Kâşgarlı Mahmut, iyi silâh kullanan bir asker olmakla beraber, dilimizi, ulusal kültürümüzü, yurt sevgisini her şeyin üstünde gören ilk büyük dil bilginimizdir. Kitabının önsözünde şu ilgi çekici tümceleri okumaktayız :
"Türk'ün, Türkmen'in, Oğuz'un, Çigil'in, Yagma'ın, Kırgız'ın lisanlarını ve kafiyelerini tamimiyle zihnimde nakşettim. Bu hususta o kadar ileri gittim ki, her taifenin lehçesi bence en mükemmel surette elde edilmiş oldu... Türk dili ile Arab dilinin at başı beraber yürüdükleri bilinsin diye..."


"Türk Sözlüğünün Divanı" anlamına gelen Kâşgarlı'nın bu eseri, yalnız bir sözlük değil; İslâmiyet öncesi Türk edebiyatını, tarihini, coğrafyasını, folklorunu, mitolojisini aydınlatan ansiklopedik bir eserdir. Bilindiği üzere, XI. yüzyıl hemen bütün İslâm ülkelerinde Türklerin egemen olduğu bir dönemdir. Karahanlılar devletinin, özellikle Büyük Selçuk İmparatorluğu'nun askerlikçe ve uygarlıkça en parlak zamanı bu dönem içerisindedir. O tarihlerde Türklerin egemenliğindeki uluslar Türk dilini öğrenmek ihtiyacını duyuyorlardı. Divan-ı Lügat-it-Türk işte bu maksatla, yani yabancılara Türkçe'yi öğretmek amacıyla 1073 -1077 tarihleri arasında Bağdat'ta yazılmış bir sözlüktür. Eser, Türk dilini Araplara tanıtmak maksadıyla yazıldığından, Arapça olarak kaleme alınmıştır. İçinde pek çok Türkçe deyim, şiir, atasözü yer almaktadır. Türk sözcüğünün kuvvet, güç, kudret anlamı taşıdığını bize ilk bildiren Kaşgârlı Mahmut'tur .

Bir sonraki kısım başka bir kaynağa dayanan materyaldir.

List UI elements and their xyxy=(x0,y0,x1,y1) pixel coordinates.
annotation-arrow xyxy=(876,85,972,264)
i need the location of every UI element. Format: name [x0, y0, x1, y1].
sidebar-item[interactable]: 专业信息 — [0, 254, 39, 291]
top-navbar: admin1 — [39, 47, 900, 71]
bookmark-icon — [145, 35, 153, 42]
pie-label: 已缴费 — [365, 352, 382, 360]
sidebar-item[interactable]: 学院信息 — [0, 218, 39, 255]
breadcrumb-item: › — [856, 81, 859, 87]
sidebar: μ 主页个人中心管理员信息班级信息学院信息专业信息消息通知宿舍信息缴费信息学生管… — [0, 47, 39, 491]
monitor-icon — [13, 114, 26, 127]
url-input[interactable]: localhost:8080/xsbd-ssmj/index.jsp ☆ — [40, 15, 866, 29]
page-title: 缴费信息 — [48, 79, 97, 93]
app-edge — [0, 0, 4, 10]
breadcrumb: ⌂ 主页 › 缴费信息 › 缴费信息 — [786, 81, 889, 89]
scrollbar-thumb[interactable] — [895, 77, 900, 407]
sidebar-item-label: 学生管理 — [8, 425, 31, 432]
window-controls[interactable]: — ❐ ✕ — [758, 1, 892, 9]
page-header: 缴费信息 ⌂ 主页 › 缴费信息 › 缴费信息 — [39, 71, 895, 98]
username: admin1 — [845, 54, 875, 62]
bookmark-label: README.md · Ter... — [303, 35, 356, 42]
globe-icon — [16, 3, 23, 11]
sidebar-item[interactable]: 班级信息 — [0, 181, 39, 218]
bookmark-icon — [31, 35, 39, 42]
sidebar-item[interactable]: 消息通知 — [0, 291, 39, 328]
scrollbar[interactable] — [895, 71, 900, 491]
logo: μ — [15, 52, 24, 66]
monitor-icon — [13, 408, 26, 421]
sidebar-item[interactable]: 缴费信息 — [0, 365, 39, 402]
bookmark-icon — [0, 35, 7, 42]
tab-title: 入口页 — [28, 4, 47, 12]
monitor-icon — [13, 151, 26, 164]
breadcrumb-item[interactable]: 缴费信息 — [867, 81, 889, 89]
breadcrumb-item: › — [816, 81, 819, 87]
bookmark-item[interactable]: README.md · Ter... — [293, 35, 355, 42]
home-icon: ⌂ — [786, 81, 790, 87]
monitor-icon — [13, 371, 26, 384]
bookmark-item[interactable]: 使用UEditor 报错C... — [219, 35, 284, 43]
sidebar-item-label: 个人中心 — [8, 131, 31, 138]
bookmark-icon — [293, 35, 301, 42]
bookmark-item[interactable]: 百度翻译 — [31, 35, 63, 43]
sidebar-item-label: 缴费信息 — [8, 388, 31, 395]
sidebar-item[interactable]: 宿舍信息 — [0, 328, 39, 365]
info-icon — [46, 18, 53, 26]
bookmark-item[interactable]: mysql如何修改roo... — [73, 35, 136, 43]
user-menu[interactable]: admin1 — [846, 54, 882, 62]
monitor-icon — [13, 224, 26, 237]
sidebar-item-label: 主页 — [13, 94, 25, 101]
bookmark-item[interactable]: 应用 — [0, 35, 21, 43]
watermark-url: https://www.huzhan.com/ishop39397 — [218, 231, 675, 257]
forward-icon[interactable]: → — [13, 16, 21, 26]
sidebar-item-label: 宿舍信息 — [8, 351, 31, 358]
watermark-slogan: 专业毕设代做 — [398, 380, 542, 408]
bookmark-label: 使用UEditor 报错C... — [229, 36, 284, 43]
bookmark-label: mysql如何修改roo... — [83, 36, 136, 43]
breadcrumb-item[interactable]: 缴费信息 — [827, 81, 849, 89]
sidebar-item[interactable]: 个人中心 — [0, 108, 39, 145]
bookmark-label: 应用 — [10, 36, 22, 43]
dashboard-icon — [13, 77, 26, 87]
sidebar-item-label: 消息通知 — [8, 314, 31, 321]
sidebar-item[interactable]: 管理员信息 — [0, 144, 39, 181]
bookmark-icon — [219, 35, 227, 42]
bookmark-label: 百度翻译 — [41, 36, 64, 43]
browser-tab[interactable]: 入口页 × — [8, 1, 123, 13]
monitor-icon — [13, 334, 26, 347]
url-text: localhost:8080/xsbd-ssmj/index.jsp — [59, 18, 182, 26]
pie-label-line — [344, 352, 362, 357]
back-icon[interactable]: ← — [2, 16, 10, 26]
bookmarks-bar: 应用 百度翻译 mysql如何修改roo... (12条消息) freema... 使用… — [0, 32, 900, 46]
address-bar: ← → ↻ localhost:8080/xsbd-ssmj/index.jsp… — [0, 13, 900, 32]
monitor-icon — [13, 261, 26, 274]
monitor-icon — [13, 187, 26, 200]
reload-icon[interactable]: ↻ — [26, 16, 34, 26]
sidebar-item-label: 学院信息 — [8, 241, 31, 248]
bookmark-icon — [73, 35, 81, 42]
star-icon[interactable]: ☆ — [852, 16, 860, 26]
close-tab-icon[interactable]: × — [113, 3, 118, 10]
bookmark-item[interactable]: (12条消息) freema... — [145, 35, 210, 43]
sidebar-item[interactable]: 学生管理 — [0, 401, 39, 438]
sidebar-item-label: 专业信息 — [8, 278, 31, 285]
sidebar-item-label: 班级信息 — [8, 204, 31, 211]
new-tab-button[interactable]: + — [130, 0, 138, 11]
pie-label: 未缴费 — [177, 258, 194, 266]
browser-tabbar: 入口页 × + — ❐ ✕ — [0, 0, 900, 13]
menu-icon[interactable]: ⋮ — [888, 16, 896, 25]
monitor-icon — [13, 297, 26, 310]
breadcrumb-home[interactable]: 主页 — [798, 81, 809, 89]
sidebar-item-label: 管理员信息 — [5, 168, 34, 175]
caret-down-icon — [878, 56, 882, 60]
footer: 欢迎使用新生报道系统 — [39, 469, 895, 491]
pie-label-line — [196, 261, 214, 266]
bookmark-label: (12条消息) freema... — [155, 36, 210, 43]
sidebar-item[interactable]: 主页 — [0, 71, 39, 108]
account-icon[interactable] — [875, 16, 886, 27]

Divan-ı Lügat-it-Türk'teki sözcüklerin anlamları Arapça olarak yazılmıştır. Türkçe 7500 sözcüğün Arapça karşılığı verilirken, sav denilen âtasözleri, sagu denilen ağıtlar, koşuk denilen şiirler ve destan parçaları alınmıştır. Sözcüklerle ilgili bol bol seci, mesel, hikmet, şiir, efsane; tarih, coğrafya; halk edebiyatı folklor bilgi ve örnekleri verilmiş; dilbilgisi kuralları ortaya konulmuş; Türkoloji'nin sağlam temelleri atılmıştır. Türkologların görüşü : "Göktürk Yazıtları ile Divan-ı Lügat-it-Türk'ün bulunuşu Türklük için tasavvur edilemeyecek kadar büyük kazanç olmuştur."
Divân-ı Lügati't Türk, Türkçe'nin neden öğrenilmesi gerektiğini şöyle anlatır:
"Ant içerek söylüyorum, ben Buhara'nın, sözüne güvenilir imamlarının birinden ve başkaca Nişaburlu bir imamdan işittim. İkisi de senetleri ile bildiriyorlar ki, Yalvacımız (Peygamber), kıyamet belgelerine, ahir zaman karışıklıklarını ve Oğuz Türklerinin ortaya çıkacaklarını söylediği sırada Türk dilini öğreniniz, çünkü onlar için uzun sürecek egemenlik vardır buyurmuştu. Bu söz (hadis) doğru ise sorguları kendilerinin üzerine olsun Türk dilini öğrenmek çok gerekli bir iş olur. Bu doğru değil ise akıl bunu emreder. Tanrı, Türk burçlarını yükseltmiş ve onların mülkleri üzerinde felekleri döndürmüştür. Tanrı onlara Türk adını vermiş ve yeryüzüne ilbay kılmış, hakanları onlardan çıkartmıştır. Dünya uluslarının yularların onlar eline vermiş, herkese üstün kılmıştır. Onlarla birlikte çalışanları aziz kılmış ve Türkler onları her dileklerine ulaştırmış, kötülerin şerrinden korumuştur. Onlara hedef olmaktan korunabilmek için, aklı olana düşen şey, onların yolunu tutmak, derdini dinletebilmek gönüllerini alabilmek için dilleriyle konuşmaktır."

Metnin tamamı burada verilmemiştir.